Truth be told, I understand that there is a twofold problem here. One, I am cripplingly ADHD or possibly AUDHD, and the other my friends ( I am calling you that because low key, I can’t remember to have those in real life either) I am a victim of the death of boredom. Sometime around 2005 the internet became more than a novelty and more of a way of life. Us millennials thought we had it so great torrenting a shit ton of music, playing dope computer games and talking to our friends on AIM. But the pivotal change happened when the internet left the desk and found its way into our pockets. It was at that point we were doomed to a life of ever decreasing levels of attention at the cost of trying to cure boredom. I can remember so many nights in my room reading page after page of a book, maybe hitting 75+ before deciding to drift off to sleep. I can barely make it past 5 without being on the struggle bus; my mind like a BB in a barrel banging around from obscure idea to intrusive thought.

I want to delete Facebook so bad, and yet there is this part of me that really enjoys the group pages of crafts, plants, dream rooms, and ren faire ideas that keep me coming back for more. It’s a collection of my life, for better or worse, of the past 14 years; the good, bad, and the ugly. Deleting it feels like throwing away a scrapbook. I suppose they want you to feel like that, the guilt keeps us coming back and feeds the algorithm a bit more. Social media has been a great tool, but the damage that it has done to our ability to concentrate and to sometimes just be content in being bored, has irreparably marred a generation’s productivity and future.

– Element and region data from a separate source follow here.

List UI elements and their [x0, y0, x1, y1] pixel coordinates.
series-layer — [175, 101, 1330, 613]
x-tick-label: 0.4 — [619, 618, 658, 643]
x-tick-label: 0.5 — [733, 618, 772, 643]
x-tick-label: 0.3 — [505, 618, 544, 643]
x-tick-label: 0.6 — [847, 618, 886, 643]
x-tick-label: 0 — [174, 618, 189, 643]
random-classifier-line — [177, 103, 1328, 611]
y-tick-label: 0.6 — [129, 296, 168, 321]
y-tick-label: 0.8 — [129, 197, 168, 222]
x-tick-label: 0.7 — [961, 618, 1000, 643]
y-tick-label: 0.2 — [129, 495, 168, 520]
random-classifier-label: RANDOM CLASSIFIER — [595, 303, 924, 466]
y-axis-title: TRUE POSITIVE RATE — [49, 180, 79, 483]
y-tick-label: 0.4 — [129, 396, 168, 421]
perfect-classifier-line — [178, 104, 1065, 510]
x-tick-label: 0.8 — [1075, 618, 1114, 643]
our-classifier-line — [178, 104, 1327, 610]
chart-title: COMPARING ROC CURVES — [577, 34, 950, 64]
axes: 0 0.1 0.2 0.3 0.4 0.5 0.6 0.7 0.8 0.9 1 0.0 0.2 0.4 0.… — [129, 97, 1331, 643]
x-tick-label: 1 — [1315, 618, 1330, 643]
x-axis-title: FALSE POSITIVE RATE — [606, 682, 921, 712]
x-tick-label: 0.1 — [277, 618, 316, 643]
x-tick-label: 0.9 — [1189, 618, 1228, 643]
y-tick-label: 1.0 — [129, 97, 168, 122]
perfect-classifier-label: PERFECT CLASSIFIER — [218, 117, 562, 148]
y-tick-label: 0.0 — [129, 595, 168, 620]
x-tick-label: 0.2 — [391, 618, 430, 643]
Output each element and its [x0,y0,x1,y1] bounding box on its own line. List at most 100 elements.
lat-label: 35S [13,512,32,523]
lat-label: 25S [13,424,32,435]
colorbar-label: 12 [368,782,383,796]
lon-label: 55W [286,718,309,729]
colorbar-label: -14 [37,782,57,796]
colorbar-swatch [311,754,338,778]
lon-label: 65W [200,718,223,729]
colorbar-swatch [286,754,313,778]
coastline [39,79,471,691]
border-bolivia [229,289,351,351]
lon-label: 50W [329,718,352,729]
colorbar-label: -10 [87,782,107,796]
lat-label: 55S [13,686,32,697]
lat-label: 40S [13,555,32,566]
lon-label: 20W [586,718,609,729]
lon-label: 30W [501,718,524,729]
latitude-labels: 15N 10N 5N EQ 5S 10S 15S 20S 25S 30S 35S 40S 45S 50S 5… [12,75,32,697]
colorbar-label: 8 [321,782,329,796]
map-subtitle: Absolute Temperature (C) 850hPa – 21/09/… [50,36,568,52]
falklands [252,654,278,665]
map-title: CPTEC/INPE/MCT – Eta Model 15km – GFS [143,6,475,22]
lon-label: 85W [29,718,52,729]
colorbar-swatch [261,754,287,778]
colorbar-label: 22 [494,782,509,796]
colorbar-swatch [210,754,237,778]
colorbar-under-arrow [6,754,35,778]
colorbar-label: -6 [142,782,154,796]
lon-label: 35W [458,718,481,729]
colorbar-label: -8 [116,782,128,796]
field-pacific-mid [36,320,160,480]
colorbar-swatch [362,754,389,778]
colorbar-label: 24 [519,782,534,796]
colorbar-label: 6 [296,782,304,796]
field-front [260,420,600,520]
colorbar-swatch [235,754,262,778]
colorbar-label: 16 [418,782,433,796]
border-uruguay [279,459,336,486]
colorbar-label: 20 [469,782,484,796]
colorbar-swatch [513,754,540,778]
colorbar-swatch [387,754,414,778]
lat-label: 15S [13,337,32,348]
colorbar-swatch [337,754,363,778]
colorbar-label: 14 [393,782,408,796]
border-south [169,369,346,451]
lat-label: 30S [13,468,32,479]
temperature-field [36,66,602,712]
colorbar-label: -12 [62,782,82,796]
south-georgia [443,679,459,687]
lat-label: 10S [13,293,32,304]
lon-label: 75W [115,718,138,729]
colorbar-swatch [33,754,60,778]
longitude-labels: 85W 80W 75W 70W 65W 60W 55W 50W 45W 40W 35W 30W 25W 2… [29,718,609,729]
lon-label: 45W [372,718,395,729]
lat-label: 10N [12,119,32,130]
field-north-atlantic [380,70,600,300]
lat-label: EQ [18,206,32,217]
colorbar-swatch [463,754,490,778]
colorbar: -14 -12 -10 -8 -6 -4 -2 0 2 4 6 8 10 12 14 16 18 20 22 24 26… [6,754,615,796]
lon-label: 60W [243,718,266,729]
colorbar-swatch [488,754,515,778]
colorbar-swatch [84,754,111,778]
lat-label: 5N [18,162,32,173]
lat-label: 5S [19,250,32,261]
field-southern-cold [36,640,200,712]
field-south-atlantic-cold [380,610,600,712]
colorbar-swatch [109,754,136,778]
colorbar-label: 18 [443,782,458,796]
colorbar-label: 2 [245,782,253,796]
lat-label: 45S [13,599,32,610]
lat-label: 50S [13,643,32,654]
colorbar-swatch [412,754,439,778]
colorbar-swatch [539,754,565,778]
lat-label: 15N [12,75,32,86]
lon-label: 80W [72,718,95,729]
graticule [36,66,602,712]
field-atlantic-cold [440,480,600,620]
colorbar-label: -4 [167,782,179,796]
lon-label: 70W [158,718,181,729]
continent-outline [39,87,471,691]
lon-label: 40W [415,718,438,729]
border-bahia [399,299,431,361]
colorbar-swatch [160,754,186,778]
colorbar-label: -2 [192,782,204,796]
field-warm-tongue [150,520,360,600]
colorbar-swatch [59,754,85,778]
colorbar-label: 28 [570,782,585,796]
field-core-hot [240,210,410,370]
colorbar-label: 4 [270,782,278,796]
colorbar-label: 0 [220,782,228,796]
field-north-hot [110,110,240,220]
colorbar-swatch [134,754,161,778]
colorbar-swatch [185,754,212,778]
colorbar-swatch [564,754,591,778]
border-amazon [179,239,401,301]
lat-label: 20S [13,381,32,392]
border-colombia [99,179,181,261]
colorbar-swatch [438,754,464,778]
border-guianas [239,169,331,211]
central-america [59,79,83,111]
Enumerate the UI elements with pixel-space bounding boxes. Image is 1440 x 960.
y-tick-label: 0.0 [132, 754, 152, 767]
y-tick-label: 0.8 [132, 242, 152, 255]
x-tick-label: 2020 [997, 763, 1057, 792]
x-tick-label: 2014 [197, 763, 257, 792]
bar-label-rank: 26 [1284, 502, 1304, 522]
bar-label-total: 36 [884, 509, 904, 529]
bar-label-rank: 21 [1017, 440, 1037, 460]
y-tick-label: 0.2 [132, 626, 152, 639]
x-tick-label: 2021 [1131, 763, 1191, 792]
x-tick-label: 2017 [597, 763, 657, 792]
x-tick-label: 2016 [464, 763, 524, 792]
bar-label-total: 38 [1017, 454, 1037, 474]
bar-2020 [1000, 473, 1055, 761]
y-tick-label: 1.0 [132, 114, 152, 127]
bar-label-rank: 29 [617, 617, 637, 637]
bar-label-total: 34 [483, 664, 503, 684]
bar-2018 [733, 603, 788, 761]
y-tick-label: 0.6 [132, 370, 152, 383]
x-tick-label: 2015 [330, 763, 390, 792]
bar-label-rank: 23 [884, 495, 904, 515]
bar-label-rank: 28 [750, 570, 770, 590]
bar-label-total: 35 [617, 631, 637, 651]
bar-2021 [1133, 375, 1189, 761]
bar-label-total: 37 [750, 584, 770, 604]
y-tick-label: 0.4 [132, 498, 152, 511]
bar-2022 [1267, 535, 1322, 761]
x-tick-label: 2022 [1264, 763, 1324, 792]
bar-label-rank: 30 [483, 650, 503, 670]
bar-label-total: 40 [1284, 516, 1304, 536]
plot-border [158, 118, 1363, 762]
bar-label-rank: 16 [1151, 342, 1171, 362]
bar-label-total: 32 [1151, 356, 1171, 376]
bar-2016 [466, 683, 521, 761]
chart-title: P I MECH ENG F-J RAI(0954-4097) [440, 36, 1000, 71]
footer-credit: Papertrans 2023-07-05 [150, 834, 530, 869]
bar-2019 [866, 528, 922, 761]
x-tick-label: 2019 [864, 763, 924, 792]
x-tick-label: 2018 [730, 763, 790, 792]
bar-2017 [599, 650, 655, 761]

We have lost the ability to be bored, and to be content with finding curiosity and contentment in the mundane. All these screens break down our ability to focus our energy on one task because we have conditioned our attention span to be much like our feeds; bursts of thought, followed by wave after wave of bombardment in the brain. At the end of the day, none of it really meaningful or memorable. It’s like busywork at the office, supposedly you’re doing something, but no one, not even you knows what it is. The constant interruption of the connected world has fed us the illusion that we can get MORE done, that we are SAVING time. Time for what? Sitting around watching 30 second reels only to skip past the longer ones because our attention span is starting to waver? What more have we done other than multitask with each task being given less thought and attention the one before. I think what’s worse is we see the symptoms of the disease. Oftentimes at the end of the day we are so overstimulated from a life of overstimulation, that we go into task paralysis and blink at our phones until sleep takes us.

I for one am fed up with this life. The technology addict in me tells me that if I put my phone away then no one can contact me; newsflash, no one contacts me anyway. What am I missing out on? So as I set out to try yet another self help remedy I hope that I will find motivation to stand firm in my convictions, and if you’re reading this far I encourage you to do the same, and maybe send me a word of encouragement along the way.